You can use two Map function, Each Map Function Can process one data set if you want to implement different processing. You need to register your map with your job conf. For eg:
public static class FullOuterJoinStdDetMapper extends MapReduceBase implements Mapper <LongWritable ,Text ,Text, Text>
{
private String person_name, book_title,file_tag="person_book#";
private String emit_value = new String();
//emit_value = "";
public void map(LongWritable key, Text values, OutputCollector<Text,Text>output, Reporter reporter)
throws IOException
{
String line = values.toString();
try
{
String[] person_detail = line.split(",");
person_name = person_detail[0].trim();
book_title = person_detail[1].trim();
}
catch (ArrayIndexOutOfBoundsException e)
{
person_name = "student name missing";
}
emit_value = file_tag + person_name;
output.collect(new Text(book_title), new Text(emit_value));
}
}
public static class FullOuterJoinResultDetMapper extends MapReduceBase implements Mapper <LongWritable ,Text ,Text, Text>
{
private String author_name, book_title,file_tag="auth_book#";
private String emit_value = new String();
// emit_value = "";
public void map(LongWritable key, Text values, OutputCollectoroutput, Reporter reporter)
throws IOException
{
String line = values.toString();
try
{
String[] author_detail = line.split(",");
author_name = author_detail[1].trim();
book_title = author_detail[0].trim();
}
catch (ArrayIndexOutOfBoundsException e)
{
author_name = "Not Appeared in Exam";
}
emit_value = file_tag + author_name;
output.collect(new Text(book_title), new Text(emit_value));
}
}
public static void main(String args[])
throws Exception
{
if(args.length !=3)
{
System.out.println("Input outpur file missing");
System.exit(-1);
}
Configuration conf = new Configuration();
String [] argum = new GenericOptionsParser(conf,args).getRemainingArgs();
conf.set("mapred.textoutputformat.separator", ",");
JobConf mrjob = new JobConf();
mrjob.setJobName("Inner_Join");
mrjob.setJarByClass(FullOuterJoin.class);
MultipleInputs.addInputPath(mrjob,new Path(argum[0]),TextInputFormat.class,FullOuterJoinStdDetMapper.class);
MultipleInputs.addInputPath(mrjob,new Path(argum[1]),TextInputFormat.class,FullOuterJoinResultDetMapper.class);
FileOutputFormat.setOutputPath(mrjob,new Path(args[2]));
mrjob.setReducerClass(FullOuterJoinReducer.class);
mrjob.setOutputKeyClass(Text.class);
mrjob.setOutputValueClass(Text.class);
JobClient.runJob(mrjob);
}
Hadoop allows you to use different map input formats for different folders.

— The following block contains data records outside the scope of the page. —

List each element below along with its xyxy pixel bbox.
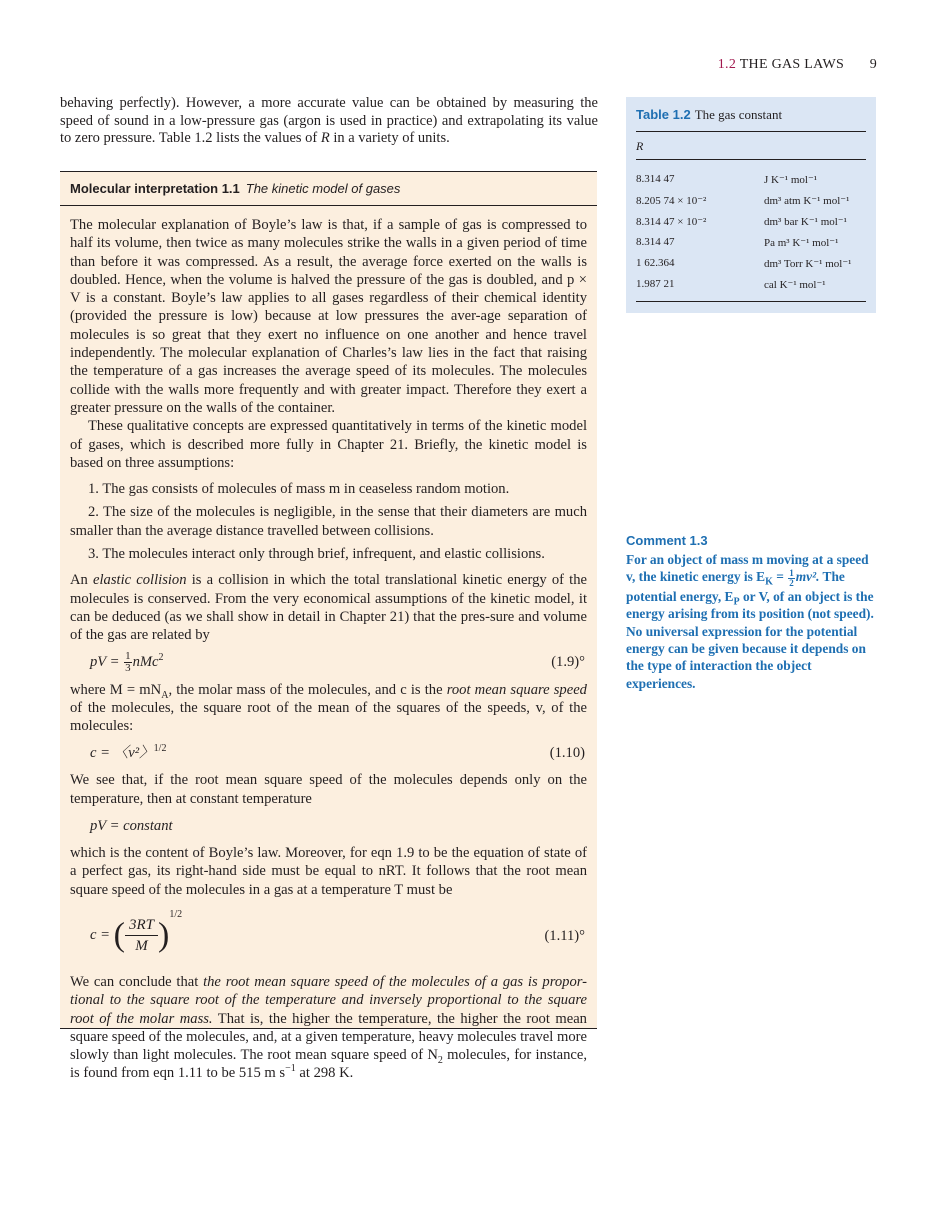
equation-number: (1.11)° xyxy=(544,927,585,944)
comment-1-3 xyxy=(626,533,876,692)
table-caption: Table 1.2 The gas constant xyxy=(636,107,783,122)
section-number: 1.2 xyxy=(717,57,737,72)
equation-number: (1.10) xyxy=(549,745,585,762)
table-row: 1.987 21 cal K⁻¹ mol⁻¹ xyxy=(636,278,826,291)
box-label: Molecular interpretation 1.1 xyxy=(70,181,240,196)
paragraph-kinetic-model: These qualitative concepts are expressed quantitatively in terms of the kinetic model of gases, which is described more fully in Chapter 21. Briefly, the kinetic model is based on three assumptions: xyxy=(70,418,587,471)
table-row: 8.314 47 × 10⁻² dm³ bar K⁻¹ mol⁻¹ xyxy=(636,216,847,228)
comment-text: For an object of mass m moving at a speed v, the kinetic energy is $E_K$ = $\frac{1}{2}$ mv². The potential energy, $E_P$ or V, of an object is the energy arising from its position (not speed). No universal expression for the potential energy can be given because it depends on the type of interaction the object experiences. xyxy=(626,552,874,691)
page-number: 9 xyxy=(869,57,877,72)
list-item: 1. The gas consists of molecules of mass m in ceaseless random motion. xyxy=(88,481,510,498)
table-row: 1 62.364 dm³ Torr K⁻¹ mol⁻¹ xyxy=(636,257,852,270)
paragraph-boyle: The molecular explanation of Boyle’s law is that, if a sample of gas is compressed to half its volume, then twice as many molecules strike the walls in a given period of time than before it was compressed. As a result, the average force exerted on the walls is doubled. Hence, when the volume is halved the pressure of the gas is doubled, and p × V is a constant. Boyle’s law applies to all gases regardless of their chemical identity (provided the pressure is low) because at low pressures the aver-age separation of molecules is so great that they exert no influence on one another and hence travel independently. The molecular explanation of Charles’s law lies in the fact that raising the temperature of a gas increases the average speed of its molecules. The molecules collide with the walls more frequently and with greater impact. Therefore they exert a greater pressure on the walls of the container. xyxy=(70,217,587,416)
comment-label: Comment 1.3 xyxy=(626,533,708,548)
paragraph-molar-mass: where $M = mN_A$, the molar mass of the molecules, and c is the root mean square speed of the molecules, the square root of the mean of the squares of the speeds, v, of the molecules: xyxy=(70,681,587,735)
table-row: 8.205 74 × 10⁻² dm³ atm K⁻¹ mol⁻¹ xyxy=(636,195,850,207)
intro-paragraph: behaving perfectly). However, a more accurate value can be obtained by measuring the speed of sound in a low-pressure gas (argon is used in practice) and extrapolating its value to zero pressure. Table 1.2 lists the values of R in a variety of units. xyxy=(60,95,598,146)
equation-1-11: c = ( $\frac{3RT}{M}$ )$^{1/2}$ (1.11)° xyxy=(90,909,585,955)
paragraph-constant-temp: We see that, if the root mean square speed of the molecules depends only on the temperature, then at constant temperature xyxy=(70,772,587,807)
box-title: The kinetic model of gases xyxy=(245,181,401,196)
table-column-header: R xyxy=(636,139,644,153)
list-item: 3. The molecules interact only through brief, infrequent, and elastic collisions. xyxy=(88,546,545,563)
gas-constant-table xyxy=(626,97,876,313)
equation-number: (1.9)° xyxy=(551,654,585,671)
assumptions-list xyxy=(70,480,587,563)
table-row: 8.314 47 Pa m³ K⁻¹ mol⁻¹ xyxy=(636,236,839,249)
equation-1-9: pV = $\frac{1}{3}$ nMc$^2$ (1.9)° xyxy=(90,650,585,675)
box-title-bar xyxy=(60,171,597,206)
paragraph-conclusion: We can conclude that the root mean square speed of the molecules of a gas is propor-tional to the square root of the temperature and inversely proportional to the square root of the molar mass. That is, the higher the temperature, the higher the root mean square speed of the molecules, and, at a given temperature, heavy molecules travel more slowly than light molecules. The root mean square speed of $N_2$ molecules, for instance, is found from eqn 1.11 to be 515 m $s^{-1}$ at 298 K. xyxy=(70,973,587,1082)
list-item: 2. The size of the molecules is negligible, in the sense that their diameters are much smaller than the average distance travelled between collisions. xyxy=(70,504,587,539)
section-title: THE GAS LAWS xyxy=(739,57,845,72)
molecular-interpretation-box xyxy=(60,171,597,1082)
running-header xyxy=(718,57,877,73)
equation-1-10: c = 〈v²〉$^{1/2}$ (1.10) xyxy=(90,743,585,762)
equation-pv-constant: pV = constant xyxy=(90,817,173,834)
table-row: 8.314 47 J K⁻¹ mol⁻¹ xyxy=(636,173,818,186)
paragraph-elastic-collision: An elastic collision is a collision in which the total translational kinetic energy of the molecules is conserved. From the very economical assumptions of the kinetic model, it can be deduced (as we shall show in detail in Chapter 21) that the pres-sure and volume of the gas are related by xyxy=(70,572,587,644)
paragraph-state-equation: which is the content of Boyle’s law. Moreover, for eqn 1.9 to be the equation of state of a perfect gas, its right-hand side must be equal to nRT. It follows that the root mean square speed of the molecules in a gas at a temperature T must be xyxy=(70,845,587,898)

So you can read from several datasources and then cast to specific type in Map function i.e. in one case you got (String,User) in other (String,SongSongRating) and you Map signature is (String,Object).
The second step is selection recommendation algorithm, join those data in some way so aggregator will have least information enough to calculate recommendation.